Türkiye'de bilardo dendiğinde akla gelen ilk isim Semih Saygıner...Sayısız birincilikleri ve dünya şampiyonluklarının sahibi.Kendi adı ile anılan çeşitli vuruş teknikleri var. Ekranlarda kimi gösteri müsabakalarında izlemek mümkündü Saygıner’i…Lakin, son zamanlarda "Şarkı Söylemek Lazım" finalistlerinden biri olarak çıktı karşımıza. Hatta, elde ettiği ikinciliği, hatta ve hatta birinciliği nasıl kıl payı kaçırdığı ve hak ettiği konuşuldu.

Herkesin, artık medya cambazı haline geldiği ve çok çabuk tüketildiği günümüzde duruşu, kendinden emin tavırlarıyla dikkat çeken Semih Saygıner'i hem daha yakından tanımak hem de sizlere tanıtmak için randevulaşıyoruz.

Buluşma mekânımız elbette bir bilardo salonu...Karşımda kendinden emin bir kişi olduğunu daha tanışma faslında fark ediyorum.

Sürekli çalan telefonlarına verdiği cevapların ardından Semih Saygıner'e böyle bir yarışma içerisinde bulunmasının nedenini soruyorum.

Öyle ya, bu kadar dünya çapında bir isim olup, sonra da ekranda ciddi anlamda riskleri olan böylesine buram buram magazin kokan bir programda boy göstermeyi neden tercih etmişti Semih Saygıner?..

"YARIŞMAYI BEN ARADIM"

Branşına dikkatleri çekmek için mi? Ya da, kendi üzerine dikkatleri çekmek miydi gerçek niyeti?..Tüm bunları “Teklif edildiğinde neden kabul ettiniz bu yarışmayı?" şekildeki soruma beklemediğim bir cevap alıyorum.

Sorumu dikkatlice dinleyen Semih Saygıner, "Yarışmayı ben aradım, katılmak istiyorum" diyerek cevap veriyor.

Sizi buna iten sebep neydi peki?

Duygusal zekam çok gelişmiştir. Daha önce Buzda Dans ile ilgili bir teklif gelmişti zaten, o zaman kabul etmemiştim.

"KARİZMAYI MI ÇİZDİRECEKSİN!.."

Neden?

Sebepleri bende kalmakla beraber, kendi açımdan amacına ulaşacağını zannetmedim. Fakat bu yarışmada şarkı söylemek bir nev-i sanatın bir parçası. Bir çok arkadaşım beni uyardı. "Ne işin var bu yarışmada?

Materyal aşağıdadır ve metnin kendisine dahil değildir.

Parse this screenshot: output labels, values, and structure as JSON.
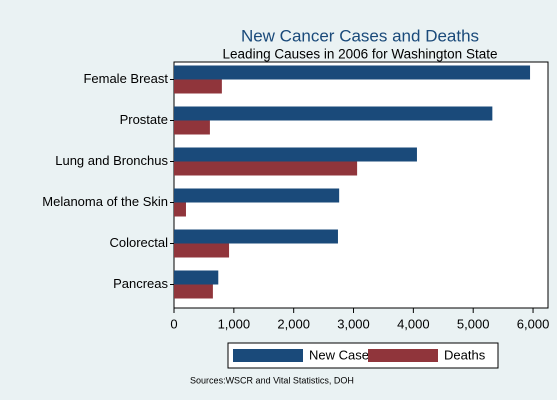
{
  "chart_data": {
    "type": "hbar",
    "title": "New Cancer Cases and Deaths",
    "subtitle": "Leading Causes in 2006 for Washington State",
    "source": "Sources:WSCR and Vital Statistics, DOH",
    "categories": [
      "Female Breast",
      "Prostate",
      "Lung and Bronchus",
      "Melanoma of the Skin",
      "Colorectal",
      "Pancreas"
    ],
    "series": [
      {
        "name": "New Cases",
        "color": "#1a4a7a",
        "values": [
          5950,
          5320,
          4060,
          2760,
          2740,
          740
        ]
      },
      {
        "name": "Deaths",
        "color": "#90353b",
        "values": [
          800,
          600,
          3060,
          200,
          920,
          650
        ]
      }
    ],
    "xlim": [
      0,
      6250
    ],
    "xticks": [
      0,
      {
        "value": 1000,
        "label": "1,000"
      },
      {
        "value": 2000,
        "label": "2,000"
      },
      {
        "value": 3000,
        "label": "3,000"
      },
      {
        "value": 4000,
        "label": "4,000"
      },
      {
        "value": 5000,
        "label": "5,000"
      },
      {
        "value": 6000,
        "label": "6,000"
      }
    ],
    "legend": "bottom"
  }
}
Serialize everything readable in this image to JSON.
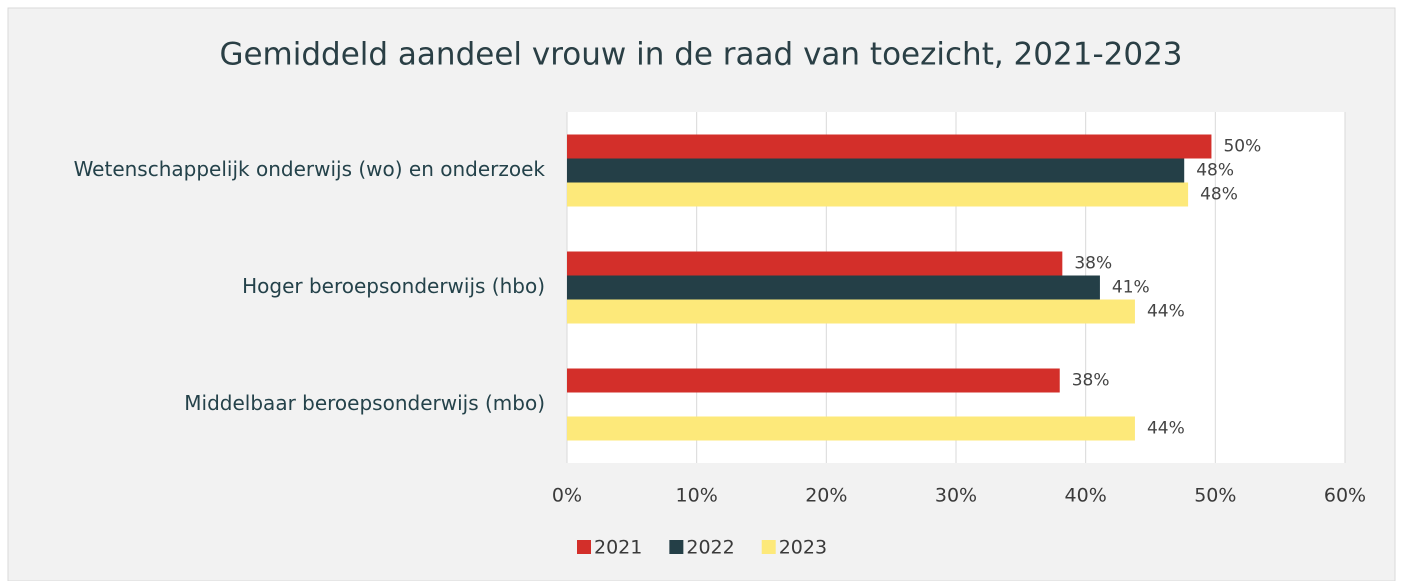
{
  "chart_data": {
    "type": "hbar",
    "title": "Gemiddeld aandeel vrouw in de raad van toezicht, 2021-2023",
    "categories": [
      "Wetenschappelijk onderwijs (wo) en onderzoek",
      "Hoger beroepsonderwijs (hbo)",
      "Middelbaar beroepsonderwijs (mbo)"
    ],
    "series": [
      {
        "name": "2021",
        "color": "#d32f2a",
        "values": [
          49.7,
          38.2,
          38.0
        ],
        "value_labels": [
          "50%",
          "38%",
          "38%"
        ]
      },
      {
        "name": "2022",
        "color": "#243f47",
        "values": [
          47.6,
          41.1,
          null
        ],
        "value_labels": [
          "48%",
          "41%",
          null
        ]
      },
      {
        "name": "2023",
        "color": "#fde97a",
        "values": [
          47.9,
          43.8,
          43.8
        ],
        "value_labels": [
          "48%",
          "44%",
          "44%"
        ]
      }
    ],
    "xlim": [
      0,
      60
    ],
    "xticks": [
      {
        "value": 0,
        "label": "0%"
      },
      {
        "value": 10,
        "label": "10%"
      },
      {
        "value": 20,
        "label": "20%"
      },
      {
        "value": 30,
        "label": "30%"
      },
      {
        "value": 40,
        "label": "40%"
      },
      {
        "value": 50,
        "label": "50%"
      },
      {
        "value": 60,
        "label": "60%"
      }
    ],
    "grid": true,
    "legend": "bottom"
  }
}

Başına neler gelecek bilmiyor musun? Karizmayı mı çizdireceksin?" gibi neler söylediler.

Kendinden emin olan ve ne yapacağını bilen insan, bu bahsedilen şeyleri yapmaz. Bana, "Şarkı Söylemek Lazım" dediler, ben de söyledim. Bu kadar, konuyu amacından saptırmayan insan, yüzünde maske taşımayan insan olduğu gibi ortadadır.
Şarkı söylemeyi sever miydiniz pekala?..

Kendi arkadaşlarım arasında söylerim. Ama müzikten o kadar uzağım ki… İlk görüşmelerde Ercan Saatçi ile çalışılıyordu. Yarışma için kabul kararı veren kişiydi yani. Bir piyano tuşuna bastı ve "Bir ses ver bana" dedi. "Anlamadım" dedim, düşünün o kadar alakasızım. Saatçi, "Sen de kulak zafiyeti var" dedi bana.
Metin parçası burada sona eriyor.